Магда переехала ко мне. Полупустой шкаф расцвёл изнутри, как июльская клумба, и обрёл новый запах: резковатый, даже раздражающий, но будоражащий, пробуждающий самые низменные фантазии и инстинкты – Магдиных духов. Полочка в ванной заполнилась разнокалиберными баночками с кремами, какими-то муссами и прочей дамской дребеденью. Крохотный коридор был оккупирован десятком туфель с хищными острыми носами и неимоверной высоты каблуками-«шпильками», между которыми отныне приходилось лавировать, чтобы случайно на них не наступить. Раз я всё же по старой привычке припечатал ногу куда попало. Что-то жалобно хряснуло. Остаток вечера был безнадёжно испорчен стенаниями Магды по поводу сломанной колодки, поганой тесноты, моей неуклюжести и крайней необходимости в покупке шкафчика для обуви. Я молча жевал пригоревший жестковатый бифштекс, а мои мысли постепенно выползали из кухонных стен и уносились далеко-далеко…

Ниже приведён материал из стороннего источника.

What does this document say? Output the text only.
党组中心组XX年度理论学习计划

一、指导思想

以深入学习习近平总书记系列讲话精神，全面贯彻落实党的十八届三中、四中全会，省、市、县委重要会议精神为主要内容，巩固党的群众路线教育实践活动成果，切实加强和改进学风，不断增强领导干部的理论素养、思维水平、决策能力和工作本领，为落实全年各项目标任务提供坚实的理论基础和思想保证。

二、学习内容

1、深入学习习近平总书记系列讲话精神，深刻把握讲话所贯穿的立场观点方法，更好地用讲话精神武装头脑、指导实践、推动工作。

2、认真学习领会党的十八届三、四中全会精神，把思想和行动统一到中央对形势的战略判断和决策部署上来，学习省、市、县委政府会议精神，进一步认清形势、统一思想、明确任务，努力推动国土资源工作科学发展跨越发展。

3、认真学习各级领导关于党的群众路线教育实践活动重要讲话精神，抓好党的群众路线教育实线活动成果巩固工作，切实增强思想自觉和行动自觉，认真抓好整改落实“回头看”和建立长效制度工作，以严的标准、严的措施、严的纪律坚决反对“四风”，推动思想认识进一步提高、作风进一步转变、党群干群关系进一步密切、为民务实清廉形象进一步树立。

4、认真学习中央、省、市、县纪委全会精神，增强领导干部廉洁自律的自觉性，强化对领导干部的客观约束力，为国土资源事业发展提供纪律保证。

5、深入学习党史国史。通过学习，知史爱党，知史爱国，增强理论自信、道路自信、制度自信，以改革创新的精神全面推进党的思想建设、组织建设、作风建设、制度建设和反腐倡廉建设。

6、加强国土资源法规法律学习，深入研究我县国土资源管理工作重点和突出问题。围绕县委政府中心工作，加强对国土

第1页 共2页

На другой день шкафчик для обуви был забыт, а Магда затеяла генеральную уборку. Самоотверженно ползала с тряпкой по потаённым уголкам моего жилища, вдохновенно двигала мебель, подключив и меня к этому увлекательнейшему занятию. Очень полезному к тому же, поскольку оно дало возможность обнаружить то, что искренне считал потерянным безвозвратно. Я, к огромной радости, обнаружил массу забытых вещей – своё любимое кожаное портмоне со старыми «тысячными» купюрами внутри (ранее был уверен, что его где-то свистнули), десяток ручек и карандашей, закатившихся за мебель (вечно нечем даже номер телефона записать), одну ракетку для игры в настольный теннис (вторая не найдена не была), пользованную губную помаду коричневатого оттенка (подзатыльник от Магды), а также кучу всякого хлама (раз десять сбегал к мусоропроводу). Дошла очередь и до книг, увязанных в стопки ещё при переезде, да так и не освобождённых. Старые учебники, захваченные непонятно зачем, «программная» литература: «Преступление и наказание», «Война и мир» и т. п. Ещё разные приключения, на которых выросло не одно поколение пацанов. Я вяло перебирал их, избавляя от многолетнего слоя пыли, и что-то жарко подрагивало внутри. Попалась особо любимая Сашкой, до дыр зачитанная «Кондуит и Швамбрания». Её я вытер особо бережно, со всех сторон и отложил в сторонку.
– Книжные полки надо купить, – Бурчала Магда. – А то живёшь как дикарь… Гляди-ка, антиквариат!
Она протянула старенькое бабушкино Евангелие. Дореволюционного издания, с ятями…
Я открыл наугад:
«Моё время ещё не настало, а для вас всегда время.»[6]
Магда что-то говорила мне, я поднял глаза, переспросил.
– Наверное, кучу бабок сейчас такая книжка стоит. Видишь, как полезно делать уборку! – Она прямо-таки светилась гордостью.
– Я ничего не собираюсь продавать, – сказал я.
– Ну и очень зря. Ты ж неверующий. Зачем тебе Евангелие? Оно не меньше сотни баксов стоит, точно говорю. А может, и больше.
– Я ни-че-го не продаю, – отрезал я почти по слогам, чтобы до неё скорее дошло.
Магда посмотрела на меня пристально и задумчиво. Покачала головой и принялась тереть дальше. Остаток дня мы провели в молчании, но мне оно не было в тягость. Длинные холостяцкие вечера приучили меня к одиночеству. Иногда оно казалось мне невыносимым, выталкивало из дома, заставляло прятаться в дешёвых кабаках или, когда в карманах свистел ветер, гоняло по центральным улицам, создавая иллюзию единения с усталой толпой…
Но сейчас всё было иначе. Я перебирал страницы давно забытых книг, и они, как старые верные друзья, вернувшиеся из дальнего путешествия, напоминали мне о временах, проведённых вместе. Я ведь когда-то любил читать. Очень любил. Мог просиживать с книжкой дни и ночи напролёт. Мне казалось, что книги могут дать ответы на все вопросы, подсказать выход абсолютно из любой ситуации. Мама ругалась, говорила, что испорчу зрение. Но я не успел. Однажды я не смог найти книгу, которая рассказала бы мне, как жить, когда не хочется… Или просто не там искал.